CAMPAIGN 2012

Obama Leads Romney in New Poll, With Caveats Attached

Updated: August 3, 2012 | 6:27 a.m.
August 2, 2012 | 6:10 p.m.

President Barack Obama speaks at a campaign event in Mansfield, Ohio. (AP Photo/Jay LaPrete)

Less than four weeks before Mitt Romney formally becomes the GOP presidential nominee, a majority of Americans view him unfavorably, according to a new Pew Research Center poll released on Thursday.

The poll also shows Romney trailing President Obama by a 10-point margin, the largest deficit Romney has faced in Pew's polling since virtually clinching the GOP nomination this spring.

Obama leads Romney in the poll, 51 percent to 41 percent, with 2 percent preferring another candidate and 5 percent undecided. Obama's share of the vote is the largest he has recorded since a March Pew poll, while Romney finds himself at a new low-water mark, going all the way back to last October, when Pew began testing the two candidates head-to-head.

Each candidate wins about 90 percent of voters aligned with their respective parties. Among independent voters, the two candidates are virtually tied, with Romney at 45 percent and Obama at 43 percent.

Those results suggest the poll is made up of significantly more Democrats than Republicans; Michael Dimock, the assistant director of the Pew Research Center, confirmed to National Journal in an e-mail that 38 percent of the poll's registered voters were Democrats, while only 25 percent were Republicans.

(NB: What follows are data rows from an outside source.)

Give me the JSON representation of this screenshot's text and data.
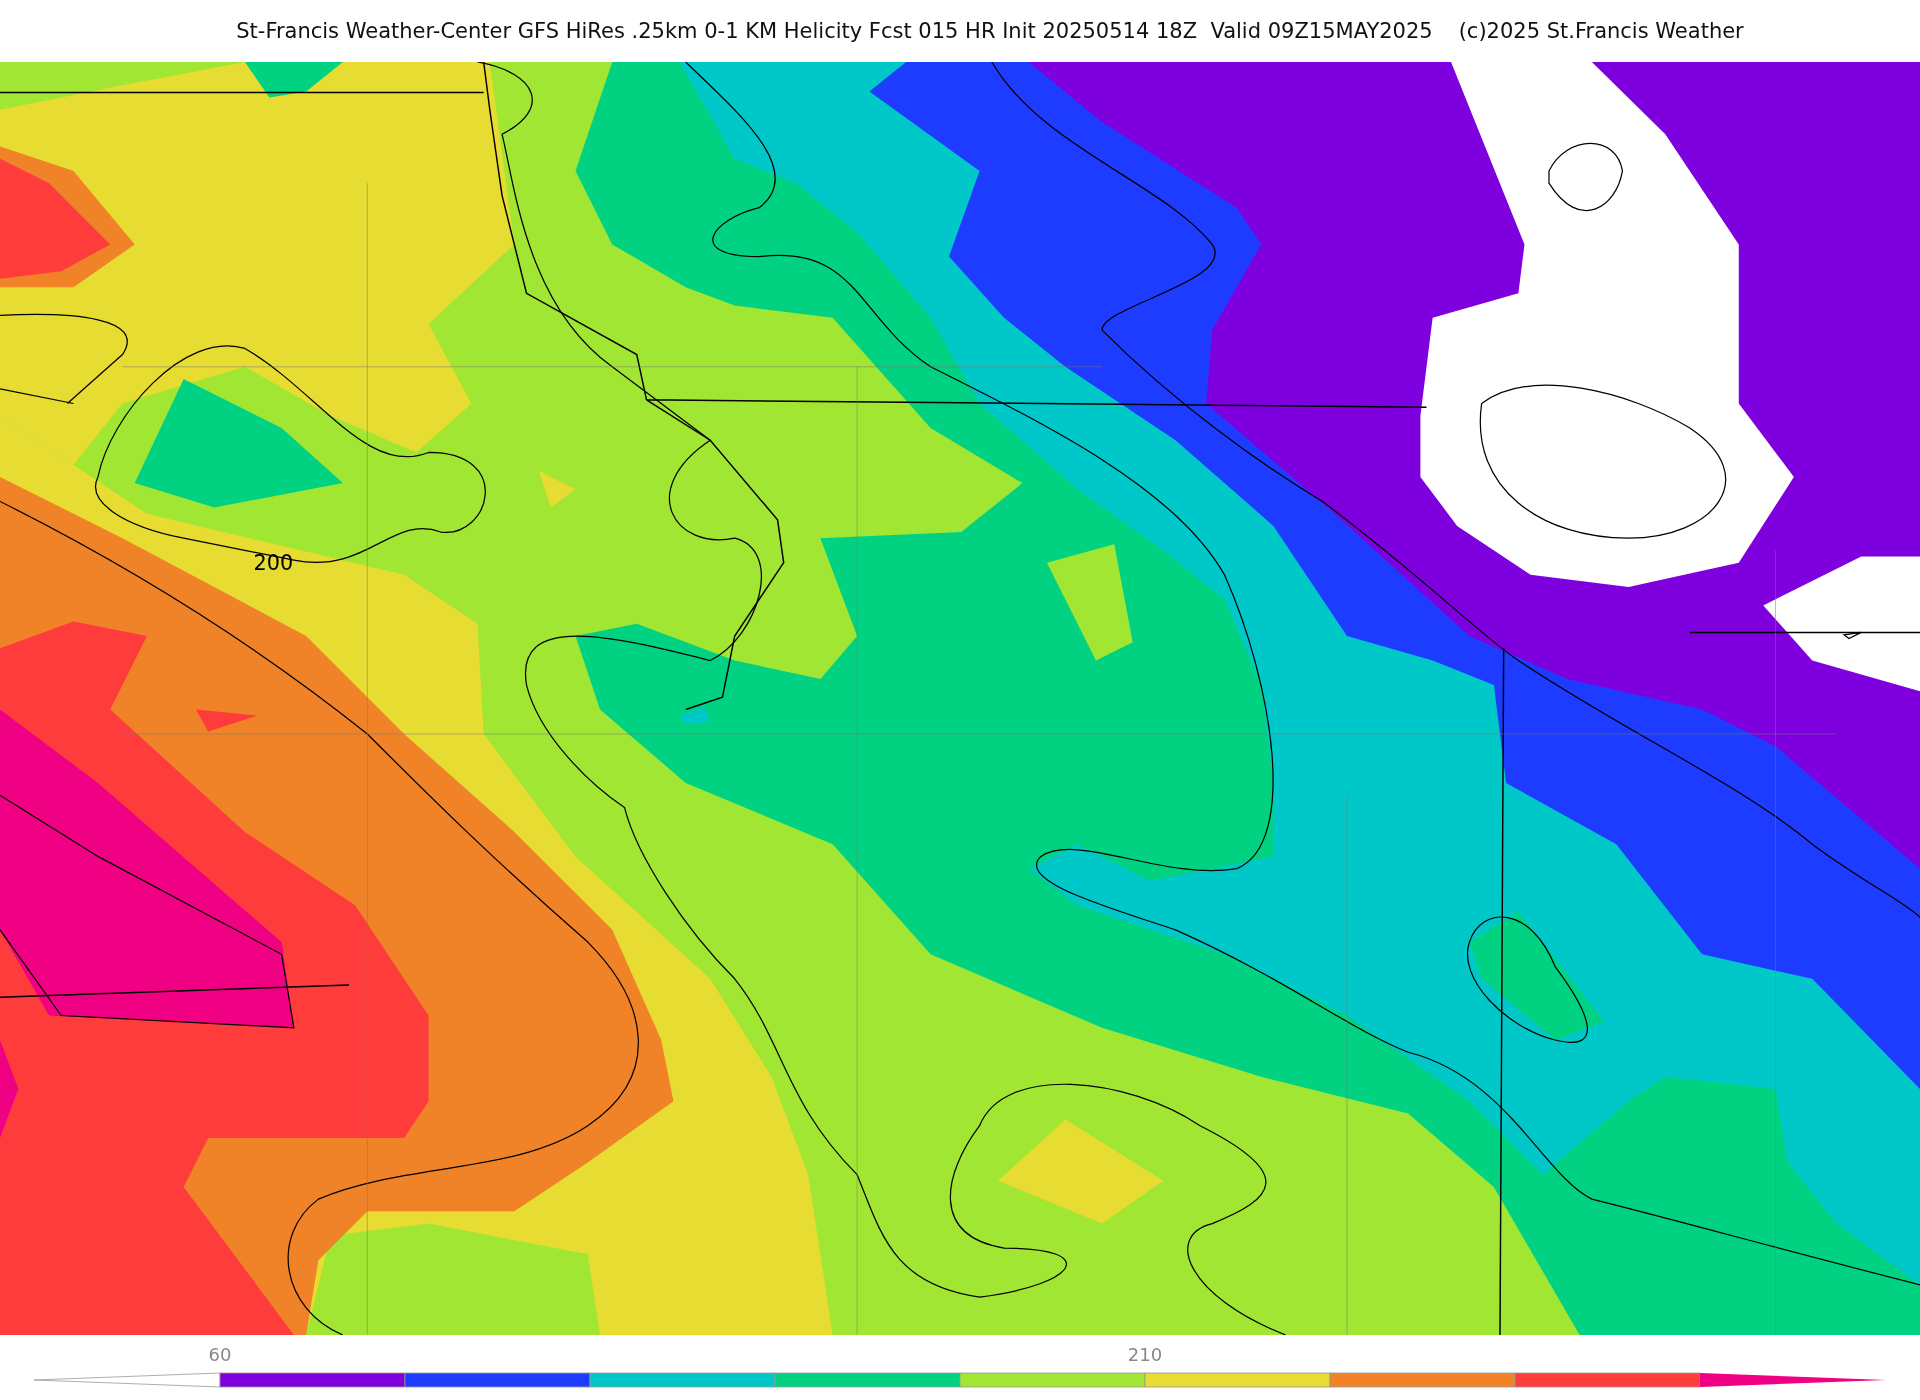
{
  "header": {
    "title": "St-Francis Weather-Center GFS HiRes .25km 0-1 KM Helicity Fcst 015 HR Init 20250514 18Z  Valid 09Z15MAY2025",
    "credit": "(c)2025 St.Francis Weather"
  },
  "map": {
    "contour_label": "200"
  },
  "colorbar": {
    "ticks": [
      "60",
      "210"
    ],
    "segments": [
      {
        "kind": "left-arrow",
        "color": "#ffffff"
      },
      {
        "kind": "box",
        "color": "#7f00df"
      },
      {
        "kind": "box",
        "color": "#1e3cff"
      },
      {
        "kind": "box",
        "color": "#00c8c8"
      },
      {
        "kind": "box",
        "color": "#00d282"
      },
      {
        "kind": "box",
        "color": "#a0e632"
      },
      {
        "kind": "box",
        "color": "#e6dc32"
      },
      {
        "kind": "box",
        "color": "#f08228"
      },
      {
        "kind": "box",
        "color": "#ff3c3c"
      },
      {
        "kind": "right-arrow",
        "color": "#f00082"
      }
    ]
  }
}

That represents a particularly wide gap between the two parties. In the 2008 election, Democrats outnumbered Republicans by a margin of 7 percentage points. But in 2004, the electorate consisted of equal percentages of Democrats and Republicans.

Pew Research Center weights their polls to match demographic targets for race, gender, age, education, and region. They do not weight according to party identification. Many survey researchers discourage weighting polls according to party identification, considering it an attitude, more closely resembling vote preference than demographic difference.

Among a broader sample of all Americans, the poll shows a significant likability gap between the two candidates. A 51 percent majority of Americans have a favorable opinion of Obama, compared to 42 percent who view him unfavorably. Meanwhile, just 37 percent have a favorable opinion of Romney, while 52 percent have an unfavorable opinion.

In the report, Pew said that all major-party presidential candidates since 1988 were viewed more favorably at this point in their campaigns than Romney is today, and just three -- Michael Dukakis, George H.W. Bush (in 1992), and Bob Dole -- earned favorable ratings from fewer than 50 percent of Americans. But the report also notes that Obama's favorable ratings are lower than most candidates. And among undecided voters, both candidates rate low on favorability.

The Pew Research Center poll was conducted July 16-26, prior to Romney's trip to Europe and the Middle East. The poll surveyed 2,508 adults, for a margin of error of plus-or-minus 2.8 percentage points. For the subsample of 1,956 registered voters, the margin of error is plus-or-minus 3.2 percentage points.